In one of Riordan’s blog posts, he writes:“Some writers will say that they don’t have any audience in mind when they write. They write solely for themselves, or for posterity, or because they are driven internally to tell the story. That’s all fine and legitimate. But as a teacher, I always drove home one thing to my writing students: You must have a sense of audience. Who are you writing for? You can’t expect a business inquiry to be written the same as a letter to your friend. Nor should you expect a college physics textbook to be written the same way as a fairy tale book for elementary students. Audience, for this writer, is critically important. I would submit that it’s important to any writer. It’s a fundamental element of good communication. You should always be mindful and considerate of your audience.”
So how does Riordan do this?
“I do this primarily by knowing my audience -- writing for them and to them. What does that mean? Writing with a strong plot, for one thing. Writing about characters that kids can relate to. Writing with humor and suspense to keep the pages turning. Writing as clearly as I can, so the sentence structure flows well when read aloud, and the prose becomes a smooth-running vehicle to deliver the story. And, like myths, my stories repeat familiar patterns – the hero’s quest, in particular.”

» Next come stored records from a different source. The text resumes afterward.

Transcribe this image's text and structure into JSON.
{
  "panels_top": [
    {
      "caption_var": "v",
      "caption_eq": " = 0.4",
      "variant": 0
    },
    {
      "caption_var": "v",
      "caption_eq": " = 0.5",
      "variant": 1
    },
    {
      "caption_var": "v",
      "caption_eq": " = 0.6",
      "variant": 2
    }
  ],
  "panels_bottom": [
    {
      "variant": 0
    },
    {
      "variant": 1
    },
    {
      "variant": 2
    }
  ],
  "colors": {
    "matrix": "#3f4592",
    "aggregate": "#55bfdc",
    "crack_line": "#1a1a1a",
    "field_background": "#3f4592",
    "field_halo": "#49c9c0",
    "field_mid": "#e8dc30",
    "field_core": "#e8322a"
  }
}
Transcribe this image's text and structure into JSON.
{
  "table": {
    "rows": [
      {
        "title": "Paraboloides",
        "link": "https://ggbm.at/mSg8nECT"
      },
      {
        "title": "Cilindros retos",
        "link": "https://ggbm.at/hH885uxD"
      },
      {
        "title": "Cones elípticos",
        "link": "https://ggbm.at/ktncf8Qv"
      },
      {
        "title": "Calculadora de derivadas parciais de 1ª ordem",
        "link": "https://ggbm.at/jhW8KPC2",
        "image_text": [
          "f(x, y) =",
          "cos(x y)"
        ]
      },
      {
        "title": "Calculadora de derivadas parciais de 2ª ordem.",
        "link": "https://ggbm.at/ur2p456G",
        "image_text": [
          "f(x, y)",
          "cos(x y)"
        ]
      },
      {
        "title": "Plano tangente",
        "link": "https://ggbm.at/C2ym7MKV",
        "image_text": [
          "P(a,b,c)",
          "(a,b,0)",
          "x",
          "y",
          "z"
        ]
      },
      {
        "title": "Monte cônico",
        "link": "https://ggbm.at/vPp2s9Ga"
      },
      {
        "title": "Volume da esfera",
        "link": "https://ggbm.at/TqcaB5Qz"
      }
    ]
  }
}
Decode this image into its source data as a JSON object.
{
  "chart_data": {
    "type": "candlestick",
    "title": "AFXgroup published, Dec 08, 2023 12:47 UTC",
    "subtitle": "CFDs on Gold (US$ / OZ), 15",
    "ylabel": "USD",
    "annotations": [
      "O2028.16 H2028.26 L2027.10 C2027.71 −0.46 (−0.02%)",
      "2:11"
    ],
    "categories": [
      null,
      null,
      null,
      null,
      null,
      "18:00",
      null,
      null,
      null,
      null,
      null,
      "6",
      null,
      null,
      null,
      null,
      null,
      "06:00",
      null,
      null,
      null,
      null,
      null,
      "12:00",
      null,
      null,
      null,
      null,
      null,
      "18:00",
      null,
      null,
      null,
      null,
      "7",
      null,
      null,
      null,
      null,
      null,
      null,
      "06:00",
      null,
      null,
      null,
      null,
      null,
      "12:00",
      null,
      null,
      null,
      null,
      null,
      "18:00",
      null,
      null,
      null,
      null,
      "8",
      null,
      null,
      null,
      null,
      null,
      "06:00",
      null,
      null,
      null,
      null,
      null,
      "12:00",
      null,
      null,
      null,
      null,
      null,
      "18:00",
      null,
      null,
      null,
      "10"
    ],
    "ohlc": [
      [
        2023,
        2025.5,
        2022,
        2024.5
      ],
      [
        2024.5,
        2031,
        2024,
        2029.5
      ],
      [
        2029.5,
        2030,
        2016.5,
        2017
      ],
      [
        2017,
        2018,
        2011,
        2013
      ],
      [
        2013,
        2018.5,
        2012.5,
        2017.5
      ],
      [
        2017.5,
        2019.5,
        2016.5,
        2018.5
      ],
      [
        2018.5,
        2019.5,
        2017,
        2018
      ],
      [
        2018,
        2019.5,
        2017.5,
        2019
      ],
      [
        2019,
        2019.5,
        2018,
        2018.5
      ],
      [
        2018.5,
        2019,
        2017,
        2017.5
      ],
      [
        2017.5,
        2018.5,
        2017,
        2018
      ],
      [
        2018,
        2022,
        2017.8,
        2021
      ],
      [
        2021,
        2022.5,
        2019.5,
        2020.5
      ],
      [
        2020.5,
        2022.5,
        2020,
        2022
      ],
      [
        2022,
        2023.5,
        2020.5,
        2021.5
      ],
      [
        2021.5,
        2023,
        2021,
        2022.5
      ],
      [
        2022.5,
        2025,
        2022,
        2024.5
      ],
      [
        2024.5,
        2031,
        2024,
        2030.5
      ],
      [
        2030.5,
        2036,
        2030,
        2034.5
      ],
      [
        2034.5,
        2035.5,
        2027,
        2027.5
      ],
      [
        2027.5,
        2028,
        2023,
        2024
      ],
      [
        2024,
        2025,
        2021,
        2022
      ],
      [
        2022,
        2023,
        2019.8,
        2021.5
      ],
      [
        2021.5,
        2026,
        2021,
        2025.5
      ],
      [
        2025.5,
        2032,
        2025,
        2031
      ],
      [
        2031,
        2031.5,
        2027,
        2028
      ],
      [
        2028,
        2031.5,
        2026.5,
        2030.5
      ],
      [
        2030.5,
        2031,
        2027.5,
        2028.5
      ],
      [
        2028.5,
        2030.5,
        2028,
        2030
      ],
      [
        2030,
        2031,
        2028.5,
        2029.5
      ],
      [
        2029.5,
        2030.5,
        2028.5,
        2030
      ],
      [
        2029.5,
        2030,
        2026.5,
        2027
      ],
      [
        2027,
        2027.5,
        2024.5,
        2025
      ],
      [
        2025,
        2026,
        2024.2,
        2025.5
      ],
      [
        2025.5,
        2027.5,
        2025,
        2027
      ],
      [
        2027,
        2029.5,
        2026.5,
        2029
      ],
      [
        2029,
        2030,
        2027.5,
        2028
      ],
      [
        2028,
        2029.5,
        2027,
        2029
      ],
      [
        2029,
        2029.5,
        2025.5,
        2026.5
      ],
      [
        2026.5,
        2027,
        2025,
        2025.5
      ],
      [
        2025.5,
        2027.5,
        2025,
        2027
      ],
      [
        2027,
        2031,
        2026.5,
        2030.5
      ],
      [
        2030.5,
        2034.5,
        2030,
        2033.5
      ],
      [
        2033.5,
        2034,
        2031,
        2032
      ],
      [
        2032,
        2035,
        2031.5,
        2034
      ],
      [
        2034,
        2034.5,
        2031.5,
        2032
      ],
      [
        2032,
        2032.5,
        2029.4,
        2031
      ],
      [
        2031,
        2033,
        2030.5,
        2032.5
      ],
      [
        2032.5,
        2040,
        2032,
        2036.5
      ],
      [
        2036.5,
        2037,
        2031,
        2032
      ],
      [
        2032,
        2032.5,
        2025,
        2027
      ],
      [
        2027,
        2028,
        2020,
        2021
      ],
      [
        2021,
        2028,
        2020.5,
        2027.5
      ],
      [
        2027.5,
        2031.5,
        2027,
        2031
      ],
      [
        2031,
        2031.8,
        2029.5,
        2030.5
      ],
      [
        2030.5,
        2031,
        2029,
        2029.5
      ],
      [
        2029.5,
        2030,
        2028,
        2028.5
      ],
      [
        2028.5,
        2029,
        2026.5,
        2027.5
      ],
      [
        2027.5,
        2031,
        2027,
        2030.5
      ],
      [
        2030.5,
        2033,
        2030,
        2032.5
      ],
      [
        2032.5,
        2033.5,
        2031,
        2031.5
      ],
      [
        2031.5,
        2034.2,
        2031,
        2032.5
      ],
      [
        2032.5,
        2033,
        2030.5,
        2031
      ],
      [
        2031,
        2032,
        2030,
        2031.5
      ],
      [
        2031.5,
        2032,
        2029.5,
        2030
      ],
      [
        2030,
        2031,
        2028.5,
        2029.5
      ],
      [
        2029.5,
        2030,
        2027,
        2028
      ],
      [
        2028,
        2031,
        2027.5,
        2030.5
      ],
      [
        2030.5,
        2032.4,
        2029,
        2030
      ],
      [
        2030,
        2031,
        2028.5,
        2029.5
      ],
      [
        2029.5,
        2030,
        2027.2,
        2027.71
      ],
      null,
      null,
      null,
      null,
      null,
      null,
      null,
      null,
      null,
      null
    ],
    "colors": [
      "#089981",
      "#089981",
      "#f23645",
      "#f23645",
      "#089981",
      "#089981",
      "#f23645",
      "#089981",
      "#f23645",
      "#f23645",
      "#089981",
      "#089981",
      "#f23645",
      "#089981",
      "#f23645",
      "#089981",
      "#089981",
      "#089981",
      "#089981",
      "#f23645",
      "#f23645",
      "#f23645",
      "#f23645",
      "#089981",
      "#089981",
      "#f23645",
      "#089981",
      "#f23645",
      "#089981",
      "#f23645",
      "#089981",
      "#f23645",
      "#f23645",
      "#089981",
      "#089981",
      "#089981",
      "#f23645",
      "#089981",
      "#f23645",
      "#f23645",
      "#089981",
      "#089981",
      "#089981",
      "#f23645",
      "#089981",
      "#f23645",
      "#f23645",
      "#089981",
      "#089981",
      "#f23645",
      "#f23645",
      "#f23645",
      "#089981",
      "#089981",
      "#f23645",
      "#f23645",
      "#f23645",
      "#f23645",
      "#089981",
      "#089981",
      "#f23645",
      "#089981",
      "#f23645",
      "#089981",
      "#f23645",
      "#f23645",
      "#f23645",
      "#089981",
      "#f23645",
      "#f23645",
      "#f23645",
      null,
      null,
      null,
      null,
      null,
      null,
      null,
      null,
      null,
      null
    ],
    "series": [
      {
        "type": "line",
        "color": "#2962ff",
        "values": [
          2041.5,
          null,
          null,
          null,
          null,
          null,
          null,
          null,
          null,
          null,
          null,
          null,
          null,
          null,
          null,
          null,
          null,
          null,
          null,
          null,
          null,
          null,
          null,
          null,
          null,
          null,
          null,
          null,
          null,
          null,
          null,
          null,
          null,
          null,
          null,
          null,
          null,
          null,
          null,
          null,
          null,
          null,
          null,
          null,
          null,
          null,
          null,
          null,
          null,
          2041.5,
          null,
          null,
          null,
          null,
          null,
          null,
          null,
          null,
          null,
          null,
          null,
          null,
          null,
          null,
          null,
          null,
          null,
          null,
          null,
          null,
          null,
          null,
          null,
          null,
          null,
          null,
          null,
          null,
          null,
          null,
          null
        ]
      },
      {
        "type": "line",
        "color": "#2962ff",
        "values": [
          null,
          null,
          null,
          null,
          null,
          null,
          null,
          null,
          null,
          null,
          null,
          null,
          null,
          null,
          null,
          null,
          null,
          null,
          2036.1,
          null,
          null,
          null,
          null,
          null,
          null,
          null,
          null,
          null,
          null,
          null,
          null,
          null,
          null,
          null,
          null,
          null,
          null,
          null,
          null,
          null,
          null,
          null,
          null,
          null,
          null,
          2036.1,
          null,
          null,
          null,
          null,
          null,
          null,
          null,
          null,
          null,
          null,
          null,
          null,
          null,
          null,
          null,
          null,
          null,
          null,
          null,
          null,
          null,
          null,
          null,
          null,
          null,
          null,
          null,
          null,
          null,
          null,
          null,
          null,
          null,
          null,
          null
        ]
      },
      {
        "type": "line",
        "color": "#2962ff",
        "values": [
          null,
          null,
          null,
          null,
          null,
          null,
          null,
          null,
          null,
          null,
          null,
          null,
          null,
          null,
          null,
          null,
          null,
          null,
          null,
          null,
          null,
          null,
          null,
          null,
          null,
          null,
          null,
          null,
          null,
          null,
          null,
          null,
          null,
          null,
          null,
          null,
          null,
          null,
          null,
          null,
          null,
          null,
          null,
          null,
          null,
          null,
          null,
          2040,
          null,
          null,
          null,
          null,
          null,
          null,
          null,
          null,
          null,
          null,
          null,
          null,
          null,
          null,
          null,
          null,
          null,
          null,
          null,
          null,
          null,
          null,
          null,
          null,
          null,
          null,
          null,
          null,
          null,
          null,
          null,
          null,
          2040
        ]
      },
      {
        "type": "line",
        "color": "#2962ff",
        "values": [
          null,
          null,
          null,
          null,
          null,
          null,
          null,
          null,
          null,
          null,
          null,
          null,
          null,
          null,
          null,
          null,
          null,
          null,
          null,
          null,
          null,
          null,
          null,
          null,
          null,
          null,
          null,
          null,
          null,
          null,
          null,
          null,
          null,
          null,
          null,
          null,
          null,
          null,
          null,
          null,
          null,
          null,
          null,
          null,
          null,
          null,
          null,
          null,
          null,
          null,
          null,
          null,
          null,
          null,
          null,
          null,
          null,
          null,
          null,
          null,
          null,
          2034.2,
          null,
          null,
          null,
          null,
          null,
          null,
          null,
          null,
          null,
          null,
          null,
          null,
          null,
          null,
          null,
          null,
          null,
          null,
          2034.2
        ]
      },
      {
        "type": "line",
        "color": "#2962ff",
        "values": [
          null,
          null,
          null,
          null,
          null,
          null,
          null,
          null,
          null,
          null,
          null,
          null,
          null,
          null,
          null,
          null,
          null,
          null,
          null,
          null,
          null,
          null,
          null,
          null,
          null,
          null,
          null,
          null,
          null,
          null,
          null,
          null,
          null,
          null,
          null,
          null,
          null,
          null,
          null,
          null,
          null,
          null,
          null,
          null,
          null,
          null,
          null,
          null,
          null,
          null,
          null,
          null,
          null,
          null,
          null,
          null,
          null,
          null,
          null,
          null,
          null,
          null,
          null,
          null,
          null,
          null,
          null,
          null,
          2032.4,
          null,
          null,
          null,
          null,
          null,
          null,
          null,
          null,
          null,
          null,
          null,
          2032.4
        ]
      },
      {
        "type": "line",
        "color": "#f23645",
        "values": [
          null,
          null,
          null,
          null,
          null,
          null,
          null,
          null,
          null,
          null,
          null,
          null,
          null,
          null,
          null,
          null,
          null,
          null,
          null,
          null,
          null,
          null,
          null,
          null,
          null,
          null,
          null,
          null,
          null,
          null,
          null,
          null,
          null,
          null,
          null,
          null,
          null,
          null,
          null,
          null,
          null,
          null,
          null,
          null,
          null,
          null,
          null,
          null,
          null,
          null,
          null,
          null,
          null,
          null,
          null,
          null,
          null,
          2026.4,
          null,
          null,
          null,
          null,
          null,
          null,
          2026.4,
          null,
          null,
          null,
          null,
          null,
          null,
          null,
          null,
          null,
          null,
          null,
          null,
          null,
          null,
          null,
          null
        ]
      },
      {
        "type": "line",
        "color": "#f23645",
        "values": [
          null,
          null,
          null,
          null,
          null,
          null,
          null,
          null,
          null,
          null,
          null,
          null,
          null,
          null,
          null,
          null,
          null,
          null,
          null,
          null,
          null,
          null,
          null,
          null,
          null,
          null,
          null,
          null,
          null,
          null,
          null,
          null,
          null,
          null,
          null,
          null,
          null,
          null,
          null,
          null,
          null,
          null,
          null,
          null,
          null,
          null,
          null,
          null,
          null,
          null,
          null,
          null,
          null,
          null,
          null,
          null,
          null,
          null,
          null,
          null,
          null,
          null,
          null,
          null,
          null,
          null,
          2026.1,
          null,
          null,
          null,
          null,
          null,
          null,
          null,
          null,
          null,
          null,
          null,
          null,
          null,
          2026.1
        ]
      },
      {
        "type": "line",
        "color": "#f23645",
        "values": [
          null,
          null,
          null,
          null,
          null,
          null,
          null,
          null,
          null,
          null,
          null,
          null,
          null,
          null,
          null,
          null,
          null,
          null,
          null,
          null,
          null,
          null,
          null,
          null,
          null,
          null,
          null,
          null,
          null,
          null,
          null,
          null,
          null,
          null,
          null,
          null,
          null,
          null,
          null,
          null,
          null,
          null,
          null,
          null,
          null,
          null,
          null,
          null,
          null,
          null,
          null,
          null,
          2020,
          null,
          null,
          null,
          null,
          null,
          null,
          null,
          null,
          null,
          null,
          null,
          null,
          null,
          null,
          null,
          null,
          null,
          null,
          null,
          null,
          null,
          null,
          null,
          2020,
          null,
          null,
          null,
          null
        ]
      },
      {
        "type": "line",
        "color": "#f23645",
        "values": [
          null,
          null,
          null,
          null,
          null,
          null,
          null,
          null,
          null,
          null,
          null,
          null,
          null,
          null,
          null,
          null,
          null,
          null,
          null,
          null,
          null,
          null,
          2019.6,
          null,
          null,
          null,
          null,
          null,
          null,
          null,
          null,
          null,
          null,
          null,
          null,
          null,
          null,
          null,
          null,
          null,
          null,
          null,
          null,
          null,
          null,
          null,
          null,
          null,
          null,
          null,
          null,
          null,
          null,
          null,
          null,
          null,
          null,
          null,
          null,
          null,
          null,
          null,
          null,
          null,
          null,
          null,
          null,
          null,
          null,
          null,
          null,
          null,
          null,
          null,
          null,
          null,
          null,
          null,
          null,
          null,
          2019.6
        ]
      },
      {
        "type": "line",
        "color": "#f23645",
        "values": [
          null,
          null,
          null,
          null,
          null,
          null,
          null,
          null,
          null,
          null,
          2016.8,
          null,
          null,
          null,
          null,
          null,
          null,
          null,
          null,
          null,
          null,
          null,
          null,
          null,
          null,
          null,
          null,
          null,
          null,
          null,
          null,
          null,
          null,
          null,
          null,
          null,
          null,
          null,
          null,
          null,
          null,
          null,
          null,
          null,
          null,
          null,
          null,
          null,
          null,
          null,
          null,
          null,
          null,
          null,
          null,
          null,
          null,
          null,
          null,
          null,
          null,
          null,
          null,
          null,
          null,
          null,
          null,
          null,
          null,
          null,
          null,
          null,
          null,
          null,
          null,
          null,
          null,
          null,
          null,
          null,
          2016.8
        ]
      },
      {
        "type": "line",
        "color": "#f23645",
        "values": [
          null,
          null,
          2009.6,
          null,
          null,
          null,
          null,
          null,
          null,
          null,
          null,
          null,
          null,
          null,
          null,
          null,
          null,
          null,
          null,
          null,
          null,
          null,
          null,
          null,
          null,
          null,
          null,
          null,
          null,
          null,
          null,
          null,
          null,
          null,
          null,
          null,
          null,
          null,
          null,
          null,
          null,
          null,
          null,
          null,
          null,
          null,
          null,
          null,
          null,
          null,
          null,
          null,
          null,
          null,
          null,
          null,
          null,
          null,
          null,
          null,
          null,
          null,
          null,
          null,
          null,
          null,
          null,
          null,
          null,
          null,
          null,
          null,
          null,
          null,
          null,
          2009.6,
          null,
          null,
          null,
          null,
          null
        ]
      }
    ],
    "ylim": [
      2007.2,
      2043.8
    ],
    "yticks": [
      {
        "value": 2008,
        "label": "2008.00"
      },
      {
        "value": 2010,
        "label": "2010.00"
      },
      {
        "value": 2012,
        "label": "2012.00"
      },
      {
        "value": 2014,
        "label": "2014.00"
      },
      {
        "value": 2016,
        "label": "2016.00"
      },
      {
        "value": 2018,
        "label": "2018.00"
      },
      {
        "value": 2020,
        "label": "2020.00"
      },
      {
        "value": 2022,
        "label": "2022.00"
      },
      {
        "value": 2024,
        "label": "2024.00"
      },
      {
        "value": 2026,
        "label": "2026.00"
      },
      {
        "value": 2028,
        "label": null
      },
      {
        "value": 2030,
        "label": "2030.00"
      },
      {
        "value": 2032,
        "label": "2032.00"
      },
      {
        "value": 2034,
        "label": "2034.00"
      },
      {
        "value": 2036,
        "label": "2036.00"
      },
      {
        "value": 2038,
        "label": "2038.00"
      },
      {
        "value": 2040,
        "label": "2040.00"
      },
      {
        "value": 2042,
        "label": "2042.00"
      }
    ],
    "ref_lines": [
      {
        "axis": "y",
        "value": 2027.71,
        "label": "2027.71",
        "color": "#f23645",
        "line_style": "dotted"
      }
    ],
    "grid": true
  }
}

Riordan finds writing for kids much more challenging than he does for adults. Kids care about the characters. Imagine themselves in the settings. And always want something to happen. So when I sit down to plot, plan, and produce the first thing I think of is my audience. Then I ask, will this story work for kids? Not just for the book worms, but the reluctant readers too. And if I get a green light, then I’m off to the races!